Tell me something, sweet fellow parent, at what point do children come online to desiring their own hygienic standard? My daughter is in 2nd grade and even though that seems to be old enough, it appears from her overall lack of giving a fork, that it is not.
Her hair is greasy. Her face is greasy and sometimes, sometimes she even has the slightest odor when I pick her up from school. I hold back my gag reflex, she does not notice.
How do I tell my sweet first born baby cherub, that she is growing up and she is a little smelly. How do I empower her to feel strong, perfect, good enough just as she is, but still back door the message that showering and cleanliness do matter?
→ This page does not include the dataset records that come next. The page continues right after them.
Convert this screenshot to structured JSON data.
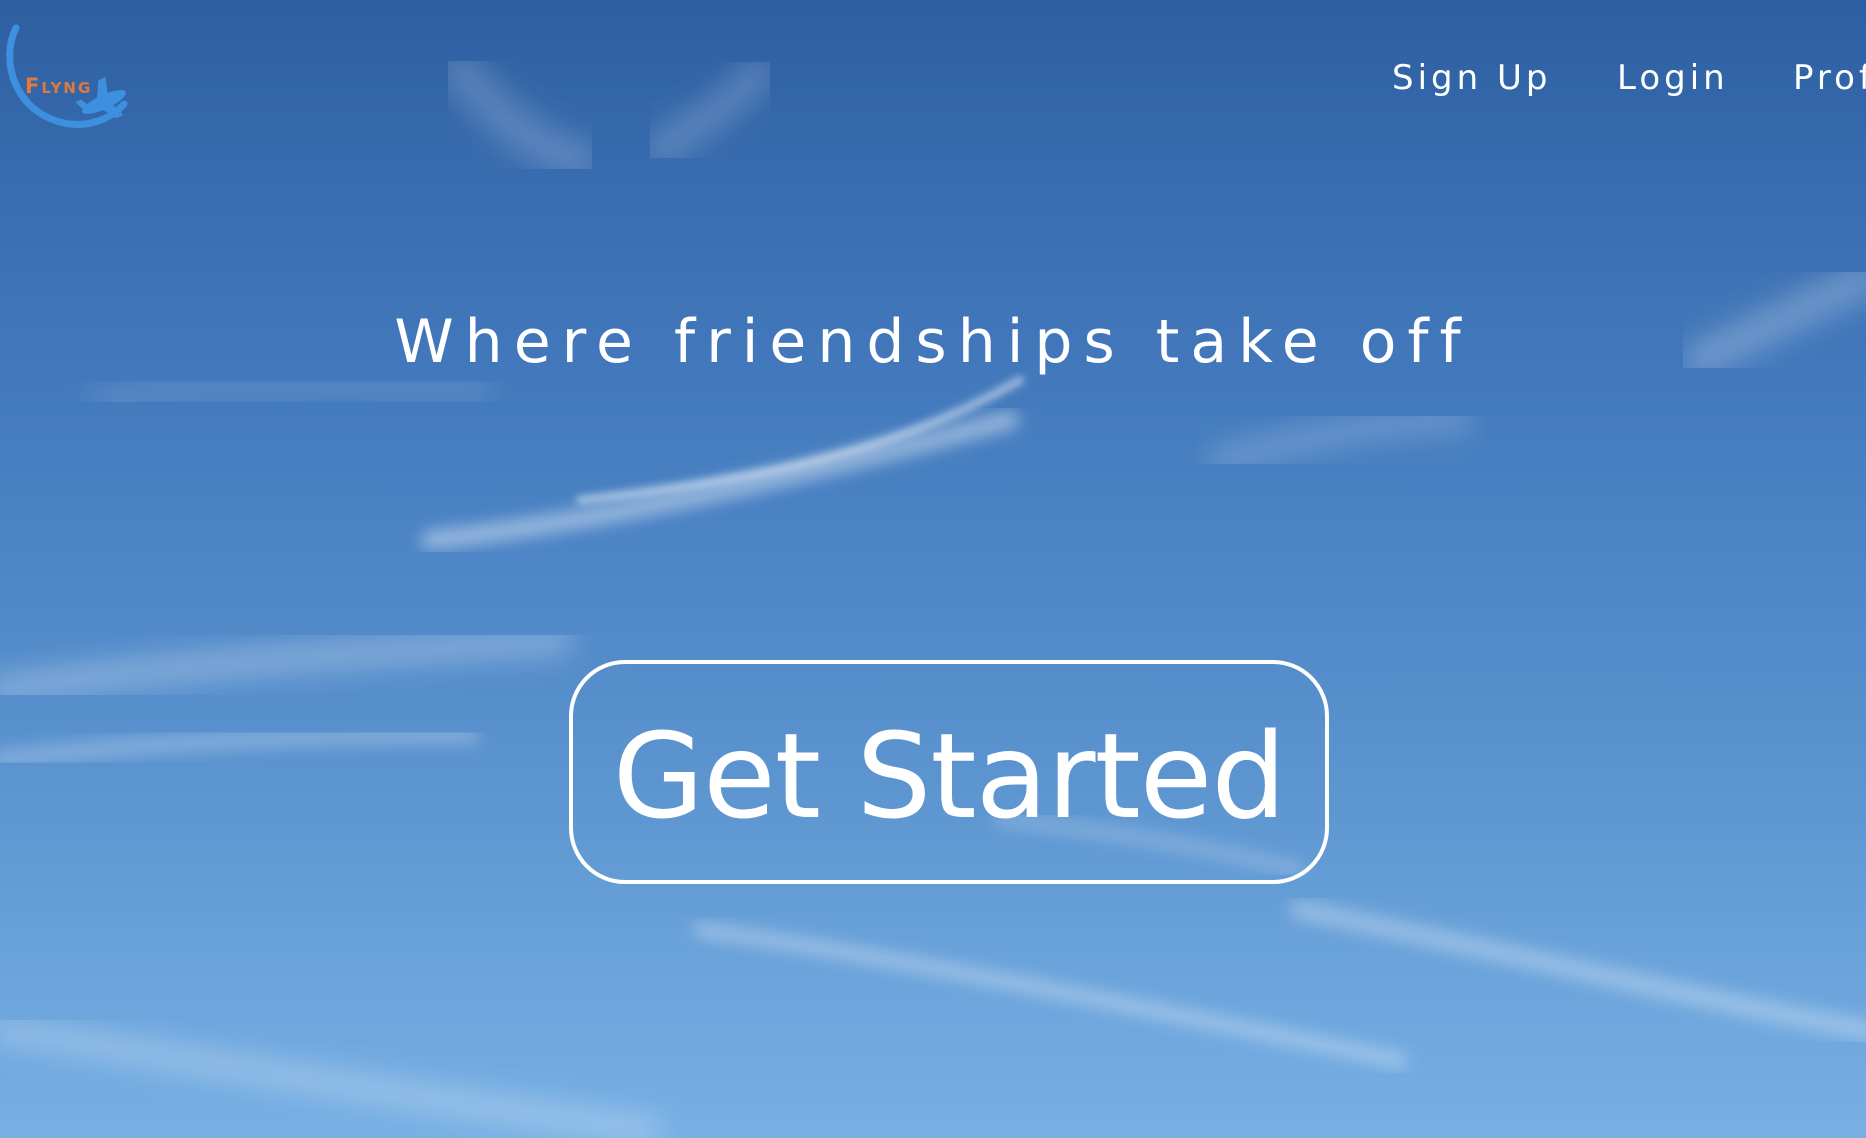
{
  "logo": {
    "text": "Flyng",
    "icon": "airplane-orbit-icon",
    "text_color": "#e0793a",
    "icon_color": "#3d8fe0"
  },
  "nav": {
    "items": [
      {
        "label": "Sign Up"
      },
      {
        "label": "Login"
      },
      {
        "label": "Profile"
      }
    ]
  },
  "hero": {
    "headline": "Where friendships take off",
    "cta_label": "Get Started"
  },
  "colors": {
    "text": "#ffffff",
    "sky_top": "#2d5fa0",
    "sky_bottom": "#78b0e4"
  }
}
How do I confirm, “You shouldn’t care what other kids think!” while strongly whispering, “…But shower cause you stink.”
This is the conversation I am currently avoiding. To be sure, as a single mom, there are many topics of conversation I am postponing/avoiding/totally ignorant that they even need to take place. But this specific topic is the one presently rearing its head in my conscious and screaming for attention. So here goes.
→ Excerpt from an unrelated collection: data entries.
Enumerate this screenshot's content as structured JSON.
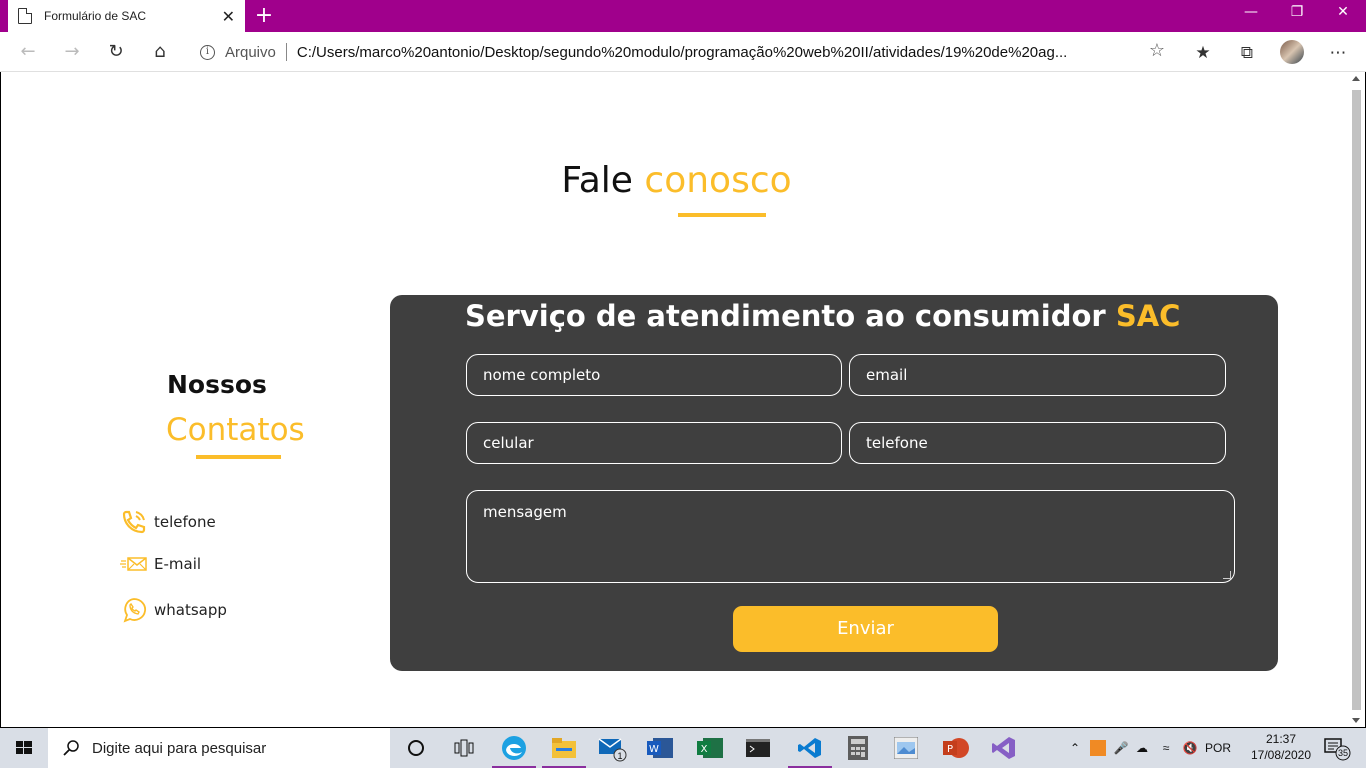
{
  "browser": {
    "tab_title": "Formulário de SAC",
    "tab_close": "✕",
    "new_tab": "+",
    "address_prefix": "Arquivo",
    "url": "C:/Users/marco%20antonio/Desktop/segundo%20modulo/programação%20web%20II/atividades/19%20de%20ag..."
  },
  "page": {
    "heading_main": "Fale",
    "heading_accent": "conosco",
    "contacts_title_1": "Nossos",
    "contacts_title_2": "Contatos",
    "contacts": [
      {
        "label": "telefone",
        "icon": "phone-icon"
      },
      {
        "label": "E-mail",
        "icon": "email-icon"
      },
      {
        "label": "whatsapp",
        "icon": "whatsapp-icon"
      }
    ],
    "form": {
      "title_main": "Serviço de atendimento ao consumidor",
      "title_accent": "SAC",
      "fields": {
        "nome": "nome completo",
        "email": "email",
        "celular": "celular",
        "telefone": "telefone",
        "mensagem": "mensagem"
      },
      "submit_label": "Enviar"
    }
  },
  "taskbar": {
    "search_placeholder": "Digite aqui para pesquisar",
    "language": "POR",
    "time": "21:37",
    "date": "17/08/2020",
    "mail_badge": "1",
    "notifications": "35"
  },
  "colors": {
    "accent": "#fbbd2a",
    "panel": "#3f3f3f",
    "titlebar": "#a0008c"
  }
}
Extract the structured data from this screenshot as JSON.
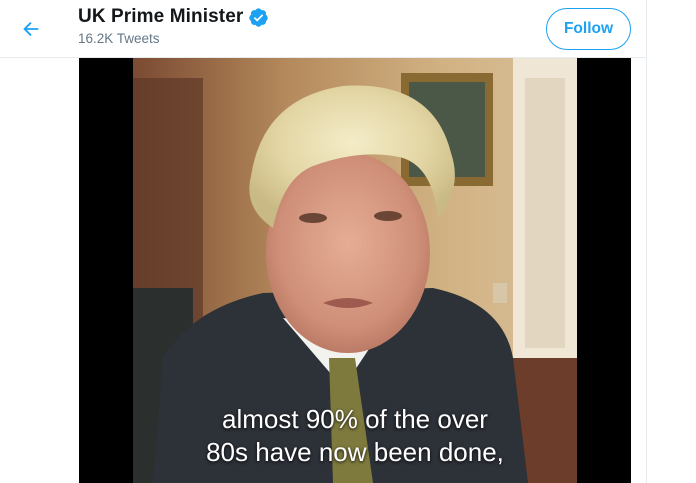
{
  "header": {
    "back_icon": "arrow-left-icon",
    "name": "UK Prime Minister",
    "verified_icon": "verified-badge-icon",
    "tweet_count": "16.2K Tweets",
    "follow_label": "Follow"
  },
  "video": {
    "subtitle_line1": "almost 90% of the over",
    "subtitle_line2": "80s have now been done,"
  },
  "colors": {
    "accent": "#1da1f2",
    "text_primary": "#14171a",
    "text_secondary": "#657786"
  }
}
I can easily recall the scene from Big Daddy where Adam Sandler finds out his fake adopted son is the “smelly kid in class” to which the teacher responds “He is by far the smelliest.” NOOOOOOOOO.
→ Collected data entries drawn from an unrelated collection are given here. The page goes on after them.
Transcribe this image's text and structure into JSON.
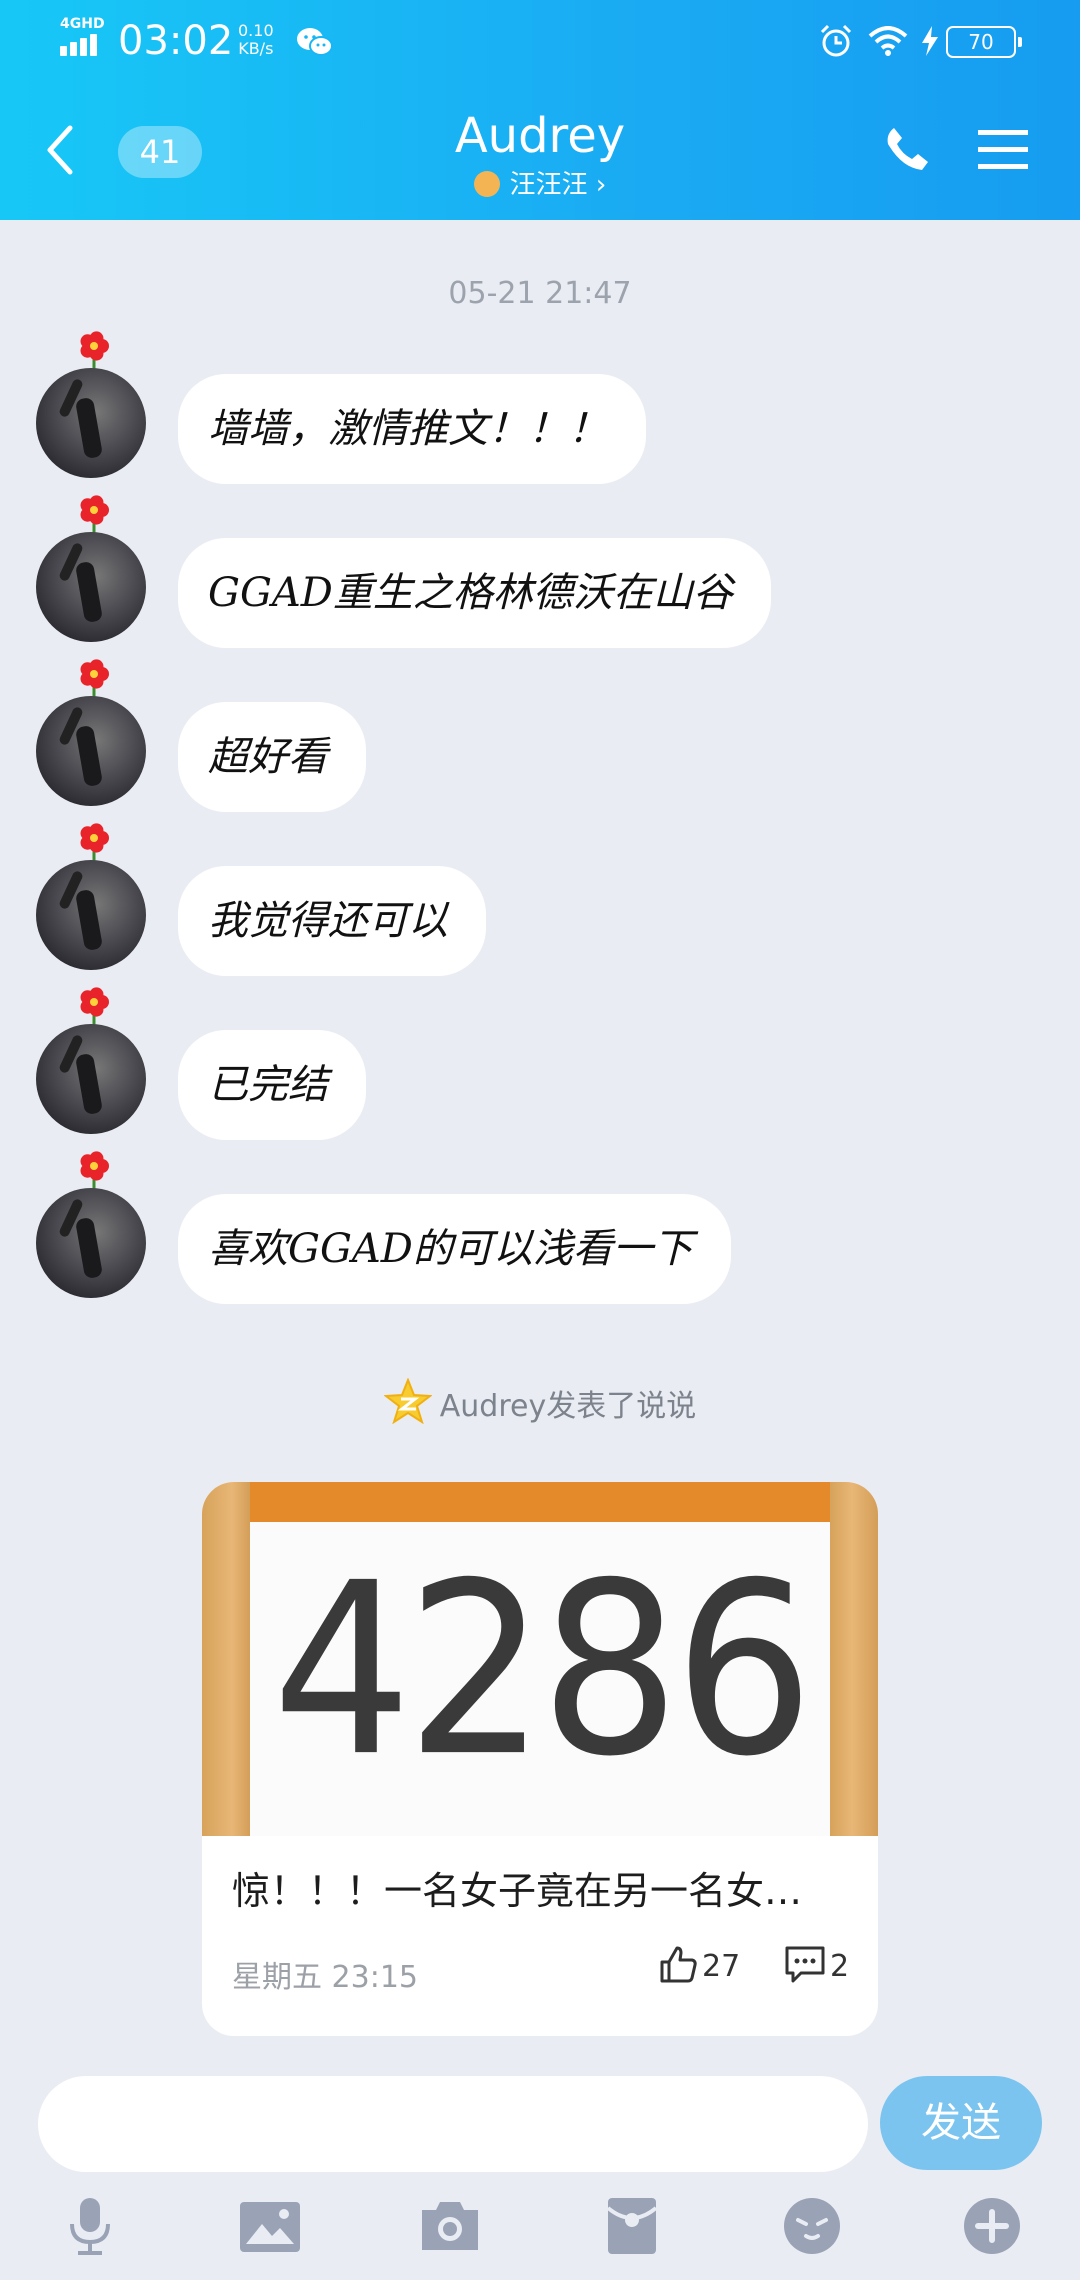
{
  "status_bar": {
    "network": "4GHD",
    "time": "03:02",
    "speed_value": "0.10",
    "speed_unit": "KB/s",
    "battery": "70"
  },
  "header": {
    "unread_count": "41",
    "title": "Audrey",
    "subtitle": "汪汪汪",
    "accent_color": "#1aaaf3"
  },
  "timestamp": "05-21 21:47",
  "messages": [
    {
      "text": "墙墙，激情推文！！！"
    },
    {
      "text": "GGAD重生之格林德沃在山谷"
    },
    {
      "text": "超好看"
    },
    {
      "text": "我觉得还可以"
    },
    {
      "text": "已完结"
    },
    {
      "text": "喜欢GGAD的可以浅看一下"
    }
  ],
  "post_notice": "Audrey发表了说说",
  "post_card": {
    "image_number": "4286",
    "title": "惊！！！一名女子竟在另一名女…",
    "time": "星期五 23:15",
    "likes": "27",
    "comments": "2"
  },
  "input": {
    "placeholder": "",
    "send_label": "发送"
  },
  "toolbar_icons": [
    "microphone-icon",
    "image-icon",
    "camera-icon",
    "red-packet-icon",
    "emoji-icon",
    "plus-icon"
  ]
}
No parent wants the smelly kid in class. But how in this world of empowering young girls and trying in every possible way to teach her to not give a crap what the world thinks do I convey to her—this one part matters.
Shower. Stay clean. Don’t smell.
You are perfect and beautiful and strong and lovely, but you must be clean.
You want to wear running pants under a fancy tulle dress with riding boots to school in 70 degree weather? You bet kiddo! Looks great!
Skipping your shower the third night in a row?
The stinky, greasy kid struggle is real. I know she will get there but when? And DO I need to have this conversation? Would she even listen to me? It’s all so unknown. What it is certain is the lump of greasy hair I see bobbing below my nose every night before bed and the smiling face below it, so blissfully unaware of her sweet, gross, state.
Who knows, maybe she is right. Maybe that is bliss.
Maybe the conversation we need to have is, “Mom, chill. Everything will be fine.”